Having pinned down the synchronisation of the three clocks following a reset, I'm in a position to count clock pulses of ΦM in order to know when I can read MO and get data out of the chip without also spending time reading ΦSY and ΦSH.
Last night I did exactly that, with the intention of timing the results to see how fast the process is.
I have a loop of code which does the following:
Set a pin, either something useful, such as changing the reset signal IC or something benign such as setting a pin to it's current value.
Raise the clock signal ΦM
Read a pin, either something useful, such as MO (based on the current count of ΦM) or something not useful (such as reading MO and ignoring the result).
Lower the clock signal ΦM
So the loop represents a single clock pulse, and the time taken to execute the loop is somewhat consistent, by no means perfect, but should be good enough.
I ran this for 50,000 × 60 × 72 iterations, If the clock was running at an ideal 3.57MHz, this would take just about 60 seconds, because the clock should deliver 72 cycles per sample, almost 50,000 samples per second.

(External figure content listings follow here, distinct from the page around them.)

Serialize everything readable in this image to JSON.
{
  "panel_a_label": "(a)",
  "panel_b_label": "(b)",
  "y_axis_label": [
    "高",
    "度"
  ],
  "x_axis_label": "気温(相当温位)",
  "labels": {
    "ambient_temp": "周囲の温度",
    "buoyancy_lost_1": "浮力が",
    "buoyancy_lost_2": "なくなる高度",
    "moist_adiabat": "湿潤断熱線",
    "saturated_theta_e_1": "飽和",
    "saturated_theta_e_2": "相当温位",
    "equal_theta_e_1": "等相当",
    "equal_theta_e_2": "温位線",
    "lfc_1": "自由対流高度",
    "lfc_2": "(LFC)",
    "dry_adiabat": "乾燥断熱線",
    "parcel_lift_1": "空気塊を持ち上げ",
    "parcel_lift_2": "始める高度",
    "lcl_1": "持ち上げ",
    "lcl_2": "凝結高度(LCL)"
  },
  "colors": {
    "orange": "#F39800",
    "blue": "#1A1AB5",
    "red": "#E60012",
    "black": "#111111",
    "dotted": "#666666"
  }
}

I timed the results using the linux time command. The elapsed real time was between 98 and 109 seconds. This gives a lower speed estimate of 1.98MHz, which is just shy of the documented minimum 2MHz signal required be the chip. I think that will probably do. What I have to be careful of is not to cram too much additional decision making into the loop.
There are I'm aware some flaws in the methodology, some of them quite serious:
The methodology takes no account of the set-up and tear-down time for the program that I wrote. (this will artificially depress the results)
The methodology makes no attempt to measure the consistency of the clock, nor of it's duty cycle.
The methodology ignores the multi-tasking nature of the linux operating system, and to some extent of the raspberry-pi itself. This is probably the most serious issue. The clock might be running well above 2MHz for much of the time, but with relatively long periods in which it stops completely. If the registers of the chip are prone to decay without a sustained clock, then these long delay periods may significantly compromise any output data, and throw any findings into question.
Mitigation:
I could raise the process priority of the program. This would likely make interruptions less frequent, but would probably do little to shorten them when they still inevitably occurred.
I could write to the GPIO more directly, the wiringPi library is convenient, and relatively portable, but it does contain options to access GPIO more efficiently, or I could forego wiringPi altogether and write assembly routines.
I could overclock the processor. The latest OS releases have the potential to get considerably more processing power out of the board, but it's not clear to me yet if I can apply this to my revision 1 board.
I could forego linux altogether. Courtesy of Cambridge University there's sufficient information out there for me to write my own operating system. But that would leave me with the options of either writing a new program for every experiment, or writing a considerable amount of operating system with perhaps even a rudimentary file system to make code more re-usable. It doesn't address the issue of hardware interrupts generated by amongst other things, the GPU.